『百合のスケバン、足立区地獄変』

「だからァ!処女膜から声が出てねェっつってんのよバーカ!」
誰かがあたしを嘲り、ゲラゲラと笑い声が響いた。足立区土着の、舎人スケバンは全員処女だという。だからなんだ。あたしは震えている男の子の肩を抱いて、連中を睨み返す。
「なんだィ、嵐、相変わらず品のねえ連中じゃないかィ」
濃紺のセーラー服を婀娜に着こなし、胸元にちらりと覗く真っ白な晒し。目尻に少しだけ紅を引いた崑崙山柊子はあたしを呼んで斜めに構える。
あたしは勇気を振り絞り、片方残った足で立ちあがった。折られた義足はまた作ればいい。ここは足立区だ。自分の足で立ってらんないようなのは百合スケバンどころか、女でだっていられない。

「どうせ一代限り、おんなじ里で一緒に滅びを待つ身じゃねえか。どうして仲良くできねえんだ」
「いいからそいつを渡しな!そのガキンチョに、たっぷりヤオイ穴開けてやるんだからよォ!」
「話し合いで分からねえなら仕方ねえ、嵐、やるよ」
「承知!」

姐御があたしの手を取り、ぐっと抱き寄せる。その胸元の匕首は晒しの隙間からあたしの唇、左手、最後に義足のアタッチメントに収まり、回転するあたしたちがひとつの独楽になった。
繋いだ両の手の必殺刃、百合大旋風が舎人スケバン達を切り裂き、一人残らずツンツルテンのミニスカートに仕上げてやった。さっきの威勢はどこへやら、メソメソ泣いてやがるがザマアミロだ。
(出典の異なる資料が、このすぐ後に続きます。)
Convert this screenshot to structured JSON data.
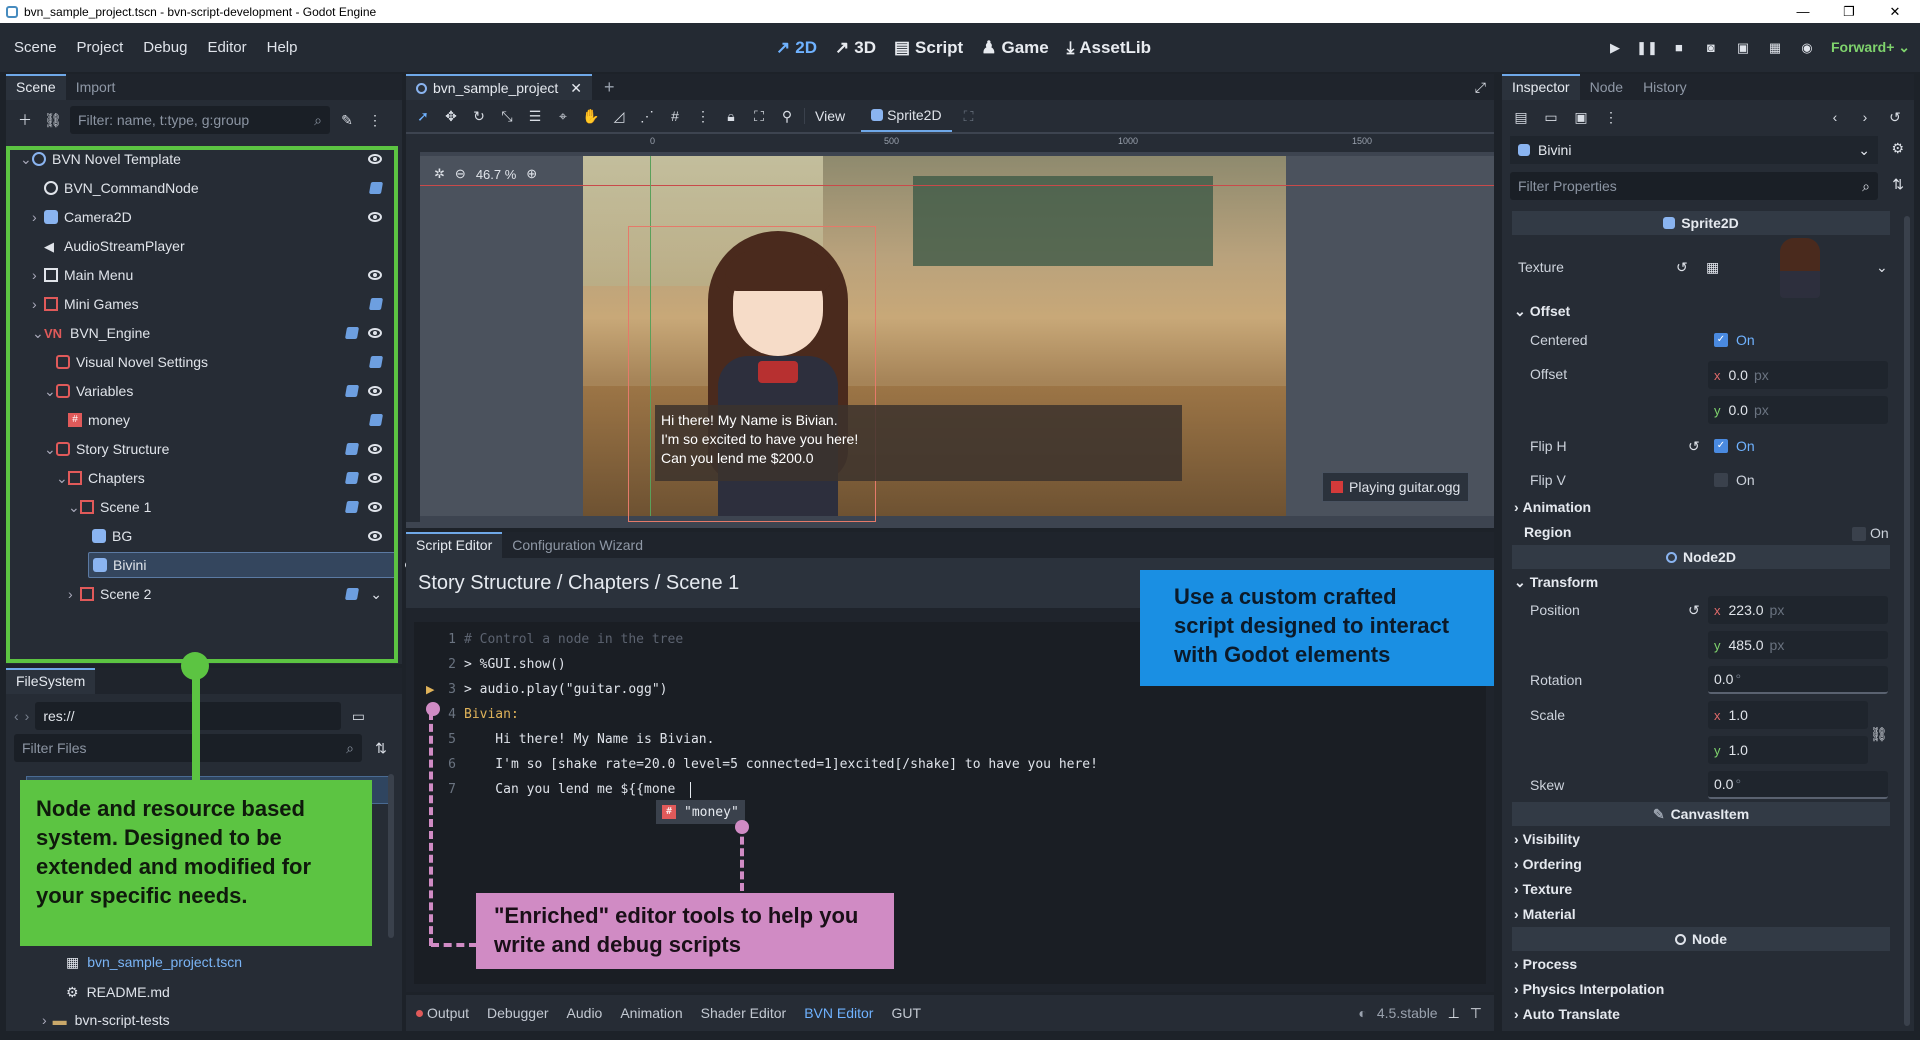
{
  "window": {
    "title": "bvn_sample_project.tscn - bvn-script-development - Godot Engine"
  },
  "menu": [
    "Scene",
    "Project",
    "Debug",
    "Editor",
    "Help"
  ],
  "workspaces": [
    "2D",
    "3D",
    "Script",
    "Game",
    "AssetLib"
  ],
  "renderer": "Forward+",
  "scene_dock": {
    "tabs": [
      "Scene",
      "Import"
    ],
    "filter_placeholder": "Filter: name, t:type, g:group",
    "nodes": [
      {
        "name": "BVN Novel Template"
      },
      {
        "name": "BVN_CommandNode"
      },
      {
        "name": "Camera2D"
      },
      {
        "name": "AudioStreamPlayer"
      },
      {
        "name": "Main Menu"
      },
      {
        "name": "Mini Games"
      },
      {
        "name": "BVN_Engine"
      },
      {
        "name": "Visual Novel Settings"
      },
      {
        "name": "Variables"
      },
      {
        "name": "money"
      },
      {
        "name": "Story Structure"
      },
      {
        "name": "Chapters"
      },
      {
        "name": "Scene 1"
      },
      {
        "name": "BG"
      },
      {
        "name": "Bivini"
      },
      {
        "name": "Scene 2"
      }
    ]
  },
  "filesystem": {
    "tab": "FileSystem",
    "path": "res://",
    "filter_placeholder": "Filter Files",
    "files": [
      "bvn_sample_project.tscn",
      "README.md",
      "bvn-script-tests"
    ]
  },
  "callouts": {
    "green": "Node and resource based system. Designed to be extended and modified for your specific needs.",
    "blue": "Use a custom crafted script designed to interact with Godot elements",
    "pink": "\"Enriched\" editor tools to help you write and debug scripts"
  },
  "viewport": {
    "tab": "bvn_sample_project",
    "view_label": "View",
    "selected_node": "Sprite2D",
    "zoom": "46.7 %",
    "ruler": [
      "0",
      "500",
      "1000",
      "1500"
    ],
    "dialog": [
      "Hi there! My Name is Bivian.",
      "I'm so excited to have you here!",
      "Can you lend me $200.0"
    ],
    "audio_badge": "Playing guitar.ogg"
  },
  "script_editor": {
    "tabs": [
      "Script Editor",
      "Configuration Wizard"
    ],
    "breadcrumb": "Story Structure / Chapters / Scene 1",
    "lines": [
      {
        "n": "1",
        "text": "# Control a node in the tree",
        "color": "#5c6370"
      },
      {
        "n": "2",
        "text": "> %GUI.show()",
        "color": "#dfe3ea"
      },
      {
        "n": "3",
        "text": "> audio.play(\"guitar.ogg\")",
        "color": "#dfe3ea"
      },
      {
        "n": "4",
        "text": "Bivian:",
        "color": "#e0b35a"
      },
      {
        "n": "5",
        "text": "    Hi there! My Name is Bivian.",
        "color": "#dfe3ea"
      },
      {
        "n": "6",
        "text": "    I'm so [shake rate=20.0 level=5 connected=1]excited[/shake] to have you here!",
        "color": "#dfe3ea"
      },
      {
        "n": "7",
        "text": "    Can you lend me ${{mone",
        "color": "#dfe3ea"
      }
    ],
    "autocomplete": "\"money\""
  },
  "bottom_panel": {
    "tabs": [
      "Output",
      "Debugger",
      "Audio",
      "Animation",
      "Shader Editor",
      "BVN Editor",
      "GUT"
    ],
    "version": "4.5.stable"
  },
  "inspector": {
    "tabs": [
      "Inspector",
      "Node",
      "History"
    ],
    "object": "Bivini",
    "filter_placeholder": "Filter Properties",
    "sections": {
      "sprite": "Sprite2D",
      "node2d": "Node2D",
      "canvas": "CanvasItem",
      "node": "Node"
    },
    "texture_label": "Texture",
    "offset_group": "Offset",
    "centered": {
      "label": "Centered",
      "value": "On"
    },
    "offset": {
      "label": "Offset",
      "x": "0.0",
      "y": "0.0",
      "unit": "px"
    },
    "flip_h": {
      "label": "Flip H",
      "value": "On"
    },
    "flip_v": {
      "label": "Flip V",
      "value": "On"
    },
    "animation": "Animation",
    "region": {
      "label": "Region",
      "value": "On"
    },
    "transform_group": "Transform",
    "position": {
      "label": "Position",
      "x": "223.0",
      "y": "485.0",
      "unit": "px"
    },
    "rotation": {
      "label": "Rotation",
      "value": "0.0",
      "unit": "°"
    },
    "scale": {
      "label": "Scale",
      "x": "1.0",
      "y": "1.0"
    },
    "skew": {
      "label": "Skew",
      "value": "0.0",
      "unit": "°"
    },
    "canvas_groups": [
      "Visibility",
      "Ordering",
      "Texture",
      "Material"
    ],
    "node_groups": [
      "Process",
      "Physics Interpolation",
      "Auto Translate"
    ]
  },
  "colors": {
    "accent": "#6fb2ff",
    "green": "#5cc442",
    "blue": "#1a8fe3",
    "pink": "#d08bc4"
  }
}
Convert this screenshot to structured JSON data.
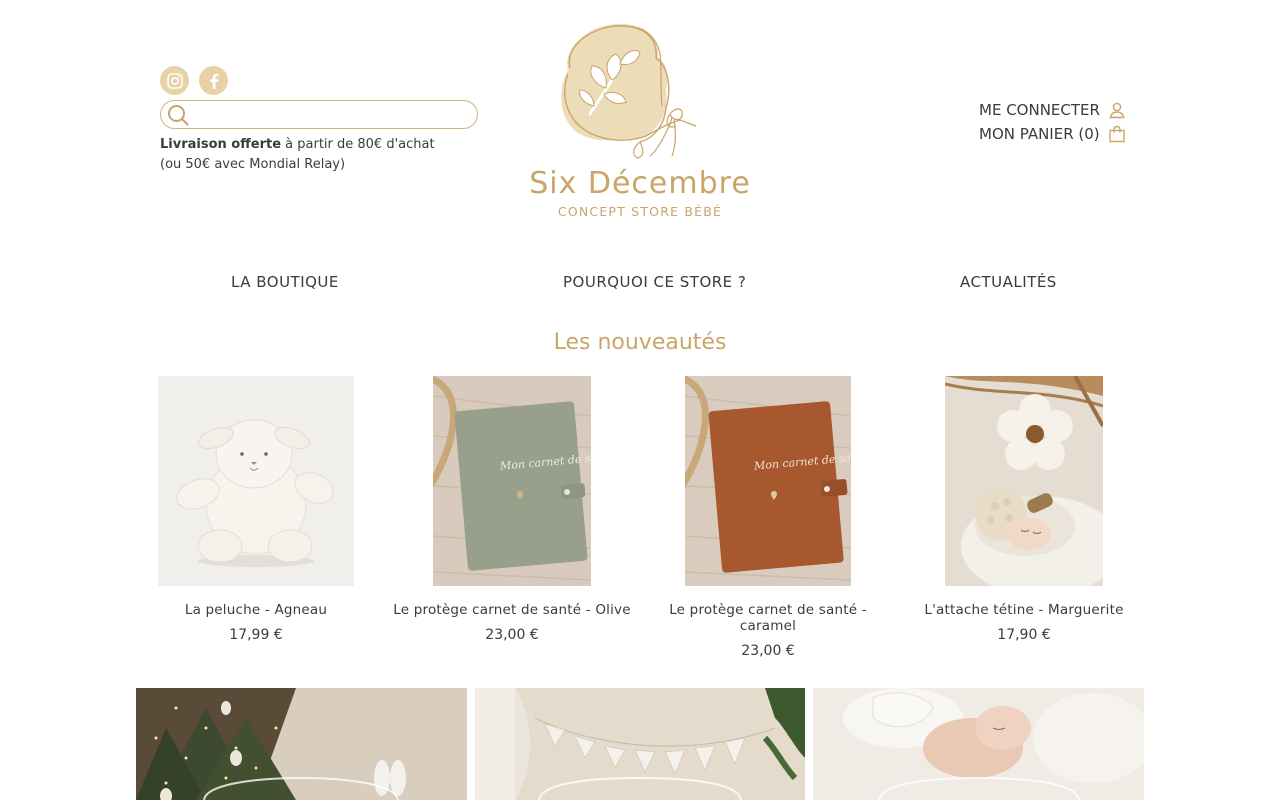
{
  "brand": {
    "name": "Six Décembre",
    "tagline": "CONCEPT STORE BÉBÉ",
    "accent_color": "#c9a56a",
    "logo_fill": "#ecdcb8"
  },
  "header": {
    "social": [
      "instagram-icon",
      "facebook-icon"
    ],
    "search": {
      "placeholder": "",
      "value": ""
    },
    "shipping": {
      "bold": "Livraison offerte",
      "rest": " à partir de 80€ d'achat",
      "line2": "(ou 50€ avec Mondial Relay)"
    },
    "account": {
      "login_label": "ME CONNECTER",
      "cart_label": "MON PANIER (0)"
    }
  },
  "nav": {
    "items": [
      "LA BOUTIQUE",
      "POURQUOI CE STORE ?",
      "ACTUALITÉS"
    ]
  },
  "section": {
    "title": "Les nouveautés"
  },
  "products": [
    {
      "name": "La peluche - Agneau",
      "price": "17,99 €"
    },
    {
      "name": "Le protège carnet de santé - Olive",
      "price": "23,00 €",
      "embroidery": "Mon carnet de santé"
    },
    {
      "name": "Le protège carnet de santé - caramel",
      "price": "23,00 €",
      "embroidery": "Mon carnet de santé"
    },
    {
      "name": "L'attache tétine - Marguerite",
      "price": "17,90 €"
    }
  ]
}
「あたしらの安息の地だっていうからはるばる来てみりゃ、なんでィ、足立区、治安悪すぎじゃねぇか、なあ」

あたしは返事をしない。薄々分かっていたことだった。政府はあたしたちの幸せのためにここを用意したんじゃない。あたしたちが殺し合い、この街と一緒に滅亡することを望んで放り込んだのだ。

この時はまだ、あたしはようやく見つけた捕獲対象の男の子、山吹正太郎くんを政府に引き渡すことに少しも迷ってはいなかった。